Sandwich board sign challenge gains

February 15, 1994|By Donna E. Boller | Donna E. Boller,Sun Staff Writer

The Westminster merchant who challenged city sandwich board sign requirements won a round with the City Council last night.

The council overrode Councilman Edward S. Calwell's objections to introduce a rules change that will allow temporary letters on sandwich board signs placed on the sidewalk outside downtown businesses.

Council procedure is to introduce a measure, then take a second and final vote at a later meeting.

Raymond Reed, owner of a used book, antique and record store on East Main Street, argued last month against the requirement for permanent lettering on the signs.

The proposed new rule would say that letters must be "securely" fixed to the signs rather than permanently attached. City regulations also say that merchants wanting to change the text of the sign must file a request with City Hall. Restaurants, where specials may change daily, are exempted.

Mr. Reed said he could live with the requirement on changing the text, but he didn't understand the reason for it. "If I want to have a sale, I don't see why I can't put out 'Sale. 20 percent off this weekend,' " he said. But he said he hadn't changed the text since he put his first sandwich board sign out in August 1993.

Mr. Calwell predicted that the council will hear more appeals as business owners find that their signs don't meet the standards.

"There are going to be other merchants come in with other signs, short, tall, all variations. We're going to see more changes every time an appeal comes through," he said.

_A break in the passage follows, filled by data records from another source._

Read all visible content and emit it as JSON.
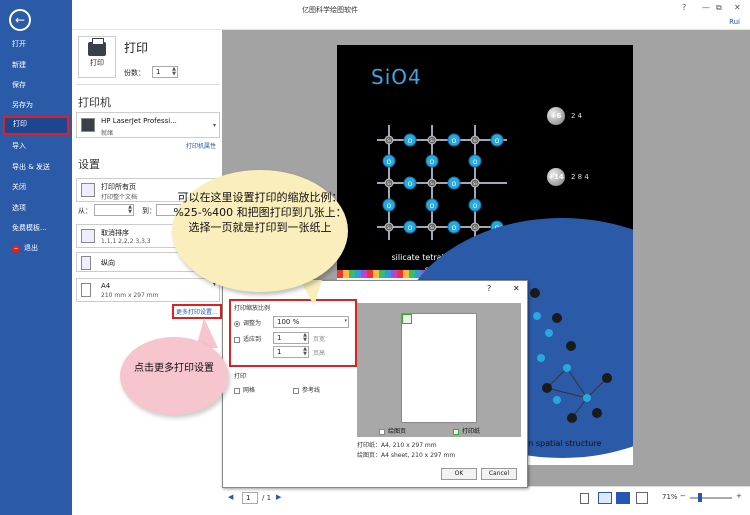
{
  "window": {
    "title": "亿图科学绘图软件",
    "controls": [
      "?",
      "—",
      "⧉",
      "✕"
    ],
    "user": "Rui"
  },
  "sidebar": {
    "items": [
      {
        "label": "打开"
      },
      {
        "label": "新建"
      },
      {
        "label": "保存"
      },
      {
        "label": "另存为"
      },
      {
        "label": "打印",
        "active": true
      },
      {
        "label": "导入"
      },
      {
        "label": "导出 & 发送"
      },
      {
        "label": "关闭"
      },
      {
        "label": "选项"
      },
      {
        "label": "免费模板..."
      },
      {
        "label": "退出"
      }
    ]
  },
  "print": {
    "title": "打印",
    "button_label": "打印",
    "copies_label": "份数：",
    "copies_value": "1",
    "printer_section": "打印机",
    "printer_name": "HP LaserJet Professi...",
    "printer_status": "就绪",
    "printer_props_link": "打印机属性",
    "settings_section": "设置",
    "range_title": "打印所有页",
    "range_sub": "打印整个文档",
    "from_label": "从：",
    "to_label": "到：",
    "collate_title": "取消排序",
    "collate_sub": "1,1,1   2,2,2   3,3,3",
    "orientation": "纵向",
    "paper_title": "A4",
    "paper_sub": "210 mm x 297 mm",
    "more_settings_link": "更多打印设置..."
  },
  "preview": {
    "title": "SiO4",
    "caption1": "silicate tetrahedron plane structure",
    "caption2": "rahedron spatial structure",
    "atom_labels": [
      "O",
      "Si"
    ],
    "atom1_charge": "+6",
    "atom1_shells": "2  4",
    "atom2_charge": "+14",
    "atom2_shells": "2  8  4"
  },
  "bottom": {
    "page_value": "1",
    "page_total": "/ 1",
    "zoom": "71%"
  },
  "dialog": {
    "help": "?",
    "close": "✕",
    "scale_group": "打印缩放比例",
    "fit_label": "调整为",
    "fit_value": "100 %",
    "fitto_label": "适应到",
    "pages_value1": "1",
    "pages_unit1": "页宽",
    "pages_value2": "1",
    "pages_unit2": "页高",
    "print_group": "打印",
    "grid_label": "网格",
    "guides_label": "参考线",
    "legend_drawing": "绘图页",
    "legend_print": "打印纸",
    "paper_info": "打印纸：A4, 210 x 297 mm",
    "drawing_info": "绘图页：A4 sheet, 210 x 297 mm",
    "ok": "OK",
    "cancel": "Cancel"
  },
  "callouts": {
    "tip1": "可以在这里设置打印的缩放比例：%25-%400 和把图打印到几张上：选择一页就是打印到一张纸上",
    "tip2": "点击更多打印设置"
  },
  "colors": {
    "sidebar": "#2b5aa8",
    "highlight": "#e02020",
    "callout1": "#faeebd",
    "callout2": "#f6c5cd"
  }
}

He said he would not wish to see the council rewrite its standards every time a standard is appealed.

Councilwoman Rebecca A. Orenstein did not vote last night because she was chairing the meeting in the absence of Council President Kenneth A. Yowan.

The council also agreed to consider a proposal by Mayor W. Benjamin Brown to ask all Westminster package goods stores to stop selling fortified wine and liquor in miniature bottles.

Mr. Brown initially proposed making the request only of the Rexall pharmacy on East Main Street, on the grounds that elimination of sales of the two alcohol items might reduce the number of people who loiter in the area.

Councilman Calwell argued that it would be discriminatory to target only one alcohol sales establishment.

Mr. Brown said he would draft a letter for council review.

Last night's session was the first meeting in the newly renovated council chamber.